Пасха

Галина Дель
                Посвящение:               Александру Терентьеву
   


   Снега осели. Отсырели. Посерели. И потекли множеством голосистых ручьев. Как лихо кораблики плавают в этих ручьях! Как настоящие! И крушения терпят, как настоящие!
   Мамка уже тесто поставила. Будем ночью печь. Завтра паска. Заглядываю в квашню, укрытую фуфайкой. Тесто пыхтит. Надулось большим, толстым, желтым пузырем,  на котором надуваются маленькие пузырики и лопаются  их тоненькие белые верхушки. Пахнет кислым. Мать заходит в комнату. Большая, грузная. Лоб повязан белым платком с узлом на затылке.
- Зачем открыла? Застудишь тесто! Убрясь! Иди-ко яицы с гнезд собери, да из ларя в сарайке достань. Шелуха-то лукова уж настоялась, красить будём.
В сарае полумрак. Маленькое оконце пропускает столб света, в котором плавно летают пылинки, маленькие пушинки. Пахнет талым снегом, сыростью, куриным пометом. Собираю с гнезд холодные, крупные, белые яйца. Гнезды –  ящики из досок, прибитые к стене сарая чуть выше моего роста. В последнем ящике моя рука натыкается не на холодные яйца, а на тугие перья. Слышу змеиное шипение. Над ящиком показывается черная с красным гребешком набекрень и красными бровями куриная голова, которая норовит уклюнуть меня в руку. Отдергиваю руку. Курица  сердито нахохлилась, неспешно кругами ходит по гнезду, громко возмущается: «Клук! Клук! Клук!»
   Несу яицы в дом:
- Ма, в крайном гнезде клушка сяла. Че делать-то?
- Остав, пусь сидит. После паски яиц добавлю.
   Приходит с рыбалки старший брат в больших резиновых, литых сапогах до колен. Сапоги мокрые, черные, блестящие, на носках горят белые звездочки. В ведре рыба – пескари, голавли. Наловил наметом в реке. Мамка рыбник испекет.
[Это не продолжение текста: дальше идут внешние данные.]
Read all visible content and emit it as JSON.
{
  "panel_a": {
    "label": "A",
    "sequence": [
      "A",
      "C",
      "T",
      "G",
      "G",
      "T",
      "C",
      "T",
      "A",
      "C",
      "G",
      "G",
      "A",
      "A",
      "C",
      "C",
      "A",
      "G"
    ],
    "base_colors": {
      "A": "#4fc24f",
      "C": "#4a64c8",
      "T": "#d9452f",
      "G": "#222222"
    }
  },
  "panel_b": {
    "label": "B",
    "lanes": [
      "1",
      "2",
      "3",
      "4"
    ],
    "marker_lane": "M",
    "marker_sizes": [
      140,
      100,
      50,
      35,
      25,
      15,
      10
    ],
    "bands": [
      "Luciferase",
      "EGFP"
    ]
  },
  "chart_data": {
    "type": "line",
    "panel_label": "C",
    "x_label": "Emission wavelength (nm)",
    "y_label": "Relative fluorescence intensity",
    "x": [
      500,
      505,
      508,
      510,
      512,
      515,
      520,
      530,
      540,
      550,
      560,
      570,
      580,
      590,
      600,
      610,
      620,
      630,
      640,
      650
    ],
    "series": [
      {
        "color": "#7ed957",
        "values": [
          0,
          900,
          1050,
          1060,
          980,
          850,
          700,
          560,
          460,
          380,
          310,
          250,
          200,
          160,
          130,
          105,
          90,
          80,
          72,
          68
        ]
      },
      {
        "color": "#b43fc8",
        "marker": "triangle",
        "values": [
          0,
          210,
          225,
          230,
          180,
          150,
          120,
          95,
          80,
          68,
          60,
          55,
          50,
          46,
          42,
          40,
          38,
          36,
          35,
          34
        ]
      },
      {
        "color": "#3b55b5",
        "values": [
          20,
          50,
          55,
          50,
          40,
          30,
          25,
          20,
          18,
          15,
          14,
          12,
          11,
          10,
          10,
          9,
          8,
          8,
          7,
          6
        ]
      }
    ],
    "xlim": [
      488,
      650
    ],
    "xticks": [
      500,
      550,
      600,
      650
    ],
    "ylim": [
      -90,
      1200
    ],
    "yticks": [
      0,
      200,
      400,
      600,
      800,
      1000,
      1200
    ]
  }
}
У брата блестят добрые карие глаза. Пахнет рекой, рыбой и водкой. Мать ругается:
- Где-то уж успел, нализалса! Празник-от завтре ишо тольке! Лешак бы унес! Один ведь грех тольке с вам!
- Рыбы просила? Просила. Наловил? Наловил. Чё орёшь? Чё ишо надо?
- Рыба-та ладно. Толы-то нашто наливал? В прошлом годе Николу угодника в печь засунул. Икона-та старинна была. Сестры Марфутки. Бес ведь в тибе сидит. Сам-от бы не додумалса.Погоди-ко, Бог-от он всё припомнит!
- О! Вспомнила! Прошлогодной снег!
- Уди отсель, не трепли нервы!
Мне досадно оттого, что мать обозлилась и, что брат опять выпил.
Мать засучивает рукава. Убирает с квашонки фуфайку и подмешивает тесто кулаком правой руки. Тесто пыхтит и вздыхает.
- Чиво стоишь? Шторки-то неглажены!
 Я включаю утюг и старательно разглаживаю фиолетовые букеты с зелеными листьями на льняных шторах.
   На улице уже темнает. Пришел отец. Снял фуфайку и шапку. Маленький, спина сутулая. Длинные жилистые руки. Запахло супом. Звенит посуда. Отец жадно откусывает большой кусок черного хлеба, на  впалой щеке вздувается кукиш, громко швыркает губами с ложки суп. Блестит плешь в круглой рамке седых волос.
Мать спашивает у отца:
- Ребяты-то где?
- У свиней чистят. Щас придут.
Мать смотрит на меня:
- Иди-ко скричи, пусь поедят, я стол-от потом займу тестом.
   Мать убирает со стола. Крестится на икону в черной, деревянной, застекленной раме с белыми жестяными цветами по углам:
- Осподи, бласлови!
Прижимает квашонку левой рукой к бедру, наклоняет на стол и вытаскивает рукой большой кусок теста. Ловко отрезает ножом от оставшегося в квашонке и месит на столе обеими руками.
- Ак чё жо это, ватрушки-то с картошкой испеком или с творогом?
- Мам, рыбник, да блины, да плюшки, да куличи – может хватит?
- Погледим, как тесто ишо подымется.
 Под утро я клюю носом и мать отправляет меня спать.
   Утром на столе, накрытые льняными полотенцами ручной работы «отдыхают» румяные рыбники, плюшки, ватрушки, блины, куличи. Вкусно пахнет. Веселая, нарядная мать укладывает на тарелку красные яйца. Христос воскресе!